What this boils down to is often people focus to become textbook agile. They think it’s an application of process and procedure but they leave it devoid of the cultural shift. Take a moment (I often say this as I feel often we “do” but never take that necessary time to assess) and assess the pain points of a situation in terms of the agile principles and ask yourself the following questions:

  • How could this situation become improved through the increase in individuals and interactions? Are we relying on processes and tools as this mechanism to meet the need today? Often times taking away that face to face interaction loses the overall understanding of the need (ever had an argument over a text message thread?).
  • Are we “end goal focused” in terms of meeting the need in terms of the value of the solution?  Or are we in a “cover your ass-sets” mode that is overloaded to ensure people do not do the wrong thing? Have we allowed a historically bad situation to shape our overall approach?
  • Are we focused on collaboration as the primary way of working to create a solution and shared understanding? Have we developed a culture that is more focused on an end document than the quality of the solution? If we are using a document as a point of shared understanding, do we review it regularly to ensure that it continues to create that understanding and adjusts as needed?
  • Do we embrace the overall concept of change? Have we created mechanisms that attempt to stall or avoid change for the sake of being consistent? As painful as change is, it is a given. Things always shift.
  • Are we using fear as the driving mechanism for what we are trying to accomplish? Has our outlook been colored by a previously bad situation in which a given process was implemented in reaction to this. Any process that has been created in an attempt to ensure that “this will never happen again” is probably open to scrutiny. Given too many rigid constraints, people will work twice as hard to find ways to work around them through informal channels, relationship building and holes not yet discovered. Be open, honest and trustful to the end value and the people performing the action. Bad situations typically arise from lack of knowledge, general mistakes or incompetence. Those are all things that can be remedied. I have rarely found a situation in which someone intentionally set out to do something malicious in terms of the general process of work.

 

 So why did I take the time to think out loud about this?
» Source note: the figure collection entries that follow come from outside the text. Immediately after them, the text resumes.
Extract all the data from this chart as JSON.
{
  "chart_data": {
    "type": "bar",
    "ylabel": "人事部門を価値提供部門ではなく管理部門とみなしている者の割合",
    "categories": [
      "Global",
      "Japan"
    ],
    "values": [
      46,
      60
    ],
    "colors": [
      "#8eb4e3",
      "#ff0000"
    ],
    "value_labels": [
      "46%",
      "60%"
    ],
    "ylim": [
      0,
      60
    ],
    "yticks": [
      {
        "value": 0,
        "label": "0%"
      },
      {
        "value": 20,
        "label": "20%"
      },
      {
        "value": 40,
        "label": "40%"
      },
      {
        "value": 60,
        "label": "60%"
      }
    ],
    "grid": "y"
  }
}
This topic came to me as I have seen more and more people struggling with how to be “agile” in their approaches, especially when it comes outside of the context of software development (which has a lot of frameworks for guidance). I have seen managers try and apply kanban and lean and scrum in other functional work contexts without starting with the basic ideas of defining how they work, what the workflow is and with a lack of understanding to the underlying principles of agility.

Take a moment to read the agile manifesto and see how the meaning can be adjusted to better fit your work context, determine a purpose and end value proposition to the things you are striving to do and look at how you are working with wide open eyes. Include people, ask questions, understand needs of the end result and inspect and adapt within a regular horizon. Keep in mind that the cultural installation of agility allows you to adapt any process when things breakdown or in the face of shifting priorities, circumstances or needs.

Have a great week everyone and stay agile!